Almost never to a stakeholder, frequently to a model-training pipeline. MSE is the right loss for gradient-based training of regressors that target the conditional mean, but its units make it unfit for human-readable reporting. If an interviewer asks for MSE specifically, they are usually checking whether you understand the unit problem — answer "MSE is the training-time loss, RMSE is the reporting metric" and you have signaled the right depth.

What is the difference between MAPE and weighted absolute percentage error?

MAPE divides each absolute residual by the corresponding actual, then averages the percentages. WAPE sums absolute residuals across the dataset and divides by the sum of absolute actuals — equivalent to weighting each row's percentage error by its actual. WAPE is more stable when actuals span several orders of magnitude or include zeros, because big-volume rows dominate the denominator and small actuals do not blow up individual terms.

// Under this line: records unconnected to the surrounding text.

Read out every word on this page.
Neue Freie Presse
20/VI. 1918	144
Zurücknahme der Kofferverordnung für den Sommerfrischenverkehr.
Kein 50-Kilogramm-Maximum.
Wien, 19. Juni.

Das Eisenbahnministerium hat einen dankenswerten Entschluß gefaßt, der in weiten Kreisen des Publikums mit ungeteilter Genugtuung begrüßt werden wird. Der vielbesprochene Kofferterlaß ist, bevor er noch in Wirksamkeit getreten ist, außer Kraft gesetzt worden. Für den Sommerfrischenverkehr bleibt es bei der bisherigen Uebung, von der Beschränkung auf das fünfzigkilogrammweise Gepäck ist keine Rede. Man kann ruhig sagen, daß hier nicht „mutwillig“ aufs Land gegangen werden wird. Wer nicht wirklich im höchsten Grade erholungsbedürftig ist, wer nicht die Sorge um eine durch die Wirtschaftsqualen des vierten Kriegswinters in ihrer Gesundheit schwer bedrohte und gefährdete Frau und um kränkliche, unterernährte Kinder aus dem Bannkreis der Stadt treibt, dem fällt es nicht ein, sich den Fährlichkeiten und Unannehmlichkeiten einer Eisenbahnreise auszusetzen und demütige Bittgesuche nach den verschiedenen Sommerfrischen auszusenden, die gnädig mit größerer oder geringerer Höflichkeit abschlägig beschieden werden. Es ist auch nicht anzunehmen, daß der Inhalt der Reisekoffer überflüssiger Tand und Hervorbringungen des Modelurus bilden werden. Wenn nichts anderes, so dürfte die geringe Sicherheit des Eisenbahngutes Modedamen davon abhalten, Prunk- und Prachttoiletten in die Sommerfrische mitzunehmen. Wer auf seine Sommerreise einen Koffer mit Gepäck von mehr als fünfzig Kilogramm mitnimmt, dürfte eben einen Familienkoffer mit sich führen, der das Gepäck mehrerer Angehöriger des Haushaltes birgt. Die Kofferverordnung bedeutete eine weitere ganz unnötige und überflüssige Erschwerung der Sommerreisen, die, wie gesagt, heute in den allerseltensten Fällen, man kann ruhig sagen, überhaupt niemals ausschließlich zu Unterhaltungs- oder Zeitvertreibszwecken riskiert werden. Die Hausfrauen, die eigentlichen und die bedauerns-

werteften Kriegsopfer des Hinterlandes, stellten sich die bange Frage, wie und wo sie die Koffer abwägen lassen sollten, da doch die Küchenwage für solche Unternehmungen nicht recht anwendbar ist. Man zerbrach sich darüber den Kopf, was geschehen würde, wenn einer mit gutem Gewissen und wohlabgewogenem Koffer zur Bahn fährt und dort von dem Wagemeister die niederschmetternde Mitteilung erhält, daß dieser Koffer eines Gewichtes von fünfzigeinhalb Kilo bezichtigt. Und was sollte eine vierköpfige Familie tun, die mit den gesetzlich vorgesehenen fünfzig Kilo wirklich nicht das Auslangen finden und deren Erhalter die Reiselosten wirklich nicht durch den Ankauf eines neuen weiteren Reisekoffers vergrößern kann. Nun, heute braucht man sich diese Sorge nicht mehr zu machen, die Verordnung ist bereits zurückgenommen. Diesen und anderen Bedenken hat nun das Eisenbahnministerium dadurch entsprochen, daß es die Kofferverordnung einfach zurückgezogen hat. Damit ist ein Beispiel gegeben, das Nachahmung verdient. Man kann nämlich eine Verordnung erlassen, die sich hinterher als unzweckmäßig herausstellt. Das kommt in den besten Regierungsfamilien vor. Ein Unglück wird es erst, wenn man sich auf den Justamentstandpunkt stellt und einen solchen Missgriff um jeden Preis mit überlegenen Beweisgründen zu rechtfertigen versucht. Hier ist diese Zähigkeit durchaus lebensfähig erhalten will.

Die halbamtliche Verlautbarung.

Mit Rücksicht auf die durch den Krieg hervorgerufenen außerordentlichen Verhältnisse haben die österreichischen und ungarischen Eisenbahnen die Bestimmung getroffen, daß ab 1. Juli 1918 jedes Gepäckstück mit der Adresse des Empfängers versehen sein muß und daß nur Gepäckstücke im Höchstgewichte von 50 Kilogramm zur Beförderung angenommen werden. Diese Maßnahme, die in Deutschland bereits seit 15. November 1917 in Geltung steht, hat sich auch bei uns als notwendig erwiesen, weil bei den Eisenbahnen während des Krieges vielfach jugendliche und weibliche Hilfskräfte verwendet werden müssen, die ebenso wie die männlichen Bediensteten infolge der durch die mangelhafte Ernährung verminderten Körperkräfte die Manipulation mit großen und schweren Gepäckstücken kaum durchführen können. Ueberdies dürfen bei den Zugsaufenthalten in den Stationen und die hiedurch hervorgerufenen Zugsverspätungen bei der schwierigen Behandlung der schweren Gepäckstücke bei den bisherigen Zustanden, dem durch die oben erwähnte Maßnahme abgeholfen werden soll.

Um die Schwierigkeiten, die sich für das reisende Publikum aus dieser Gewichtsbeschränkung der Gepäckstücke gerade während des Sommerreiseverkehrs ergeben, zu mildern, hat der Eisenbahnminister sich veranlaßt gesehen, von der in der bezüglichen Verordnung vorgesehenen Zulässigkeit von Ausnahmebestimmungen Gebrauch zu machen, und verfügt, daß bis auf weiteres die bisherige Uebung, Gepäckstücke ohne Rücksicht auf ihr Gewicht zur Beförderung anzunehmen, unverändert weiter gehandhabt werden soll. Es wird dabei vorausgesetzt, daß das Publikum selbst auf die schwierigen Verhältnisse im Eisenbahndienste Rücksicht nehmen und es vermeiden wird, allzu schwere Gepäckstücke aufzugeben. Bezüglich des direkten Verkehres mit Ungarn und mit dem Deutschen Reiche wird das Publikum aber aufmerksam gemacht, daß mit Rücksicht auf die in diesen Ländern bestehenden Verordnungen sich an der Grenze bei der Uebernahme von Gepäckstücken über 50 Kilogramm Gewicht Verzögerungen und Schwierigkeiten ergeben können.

When does R-squared go negative and what should I tell my manager?

R-squared goes negative on out-of-sample data when the model predicts worse than the constant-mean baseline. It typically signals that the holdout regime has shifted — different time period, segment, or feature distribution — and the model has overfit. Tell your manager that the model is worse than predicting the average and that the next investigation is feature drift and target drift, not metric tuning.

Is there a single metric I should report by default?

If forced to pick one, report RMSE on a held-out fold in the original units, alongside a baseline RMSE from a constant-mean model so the reader can see the relative improvement. Pair it with a residual histogram. Candidates rarely lose a senior DS interview for picking RMSE, but they lose every time they pick a percentage metric without checking the zero behavior of the target.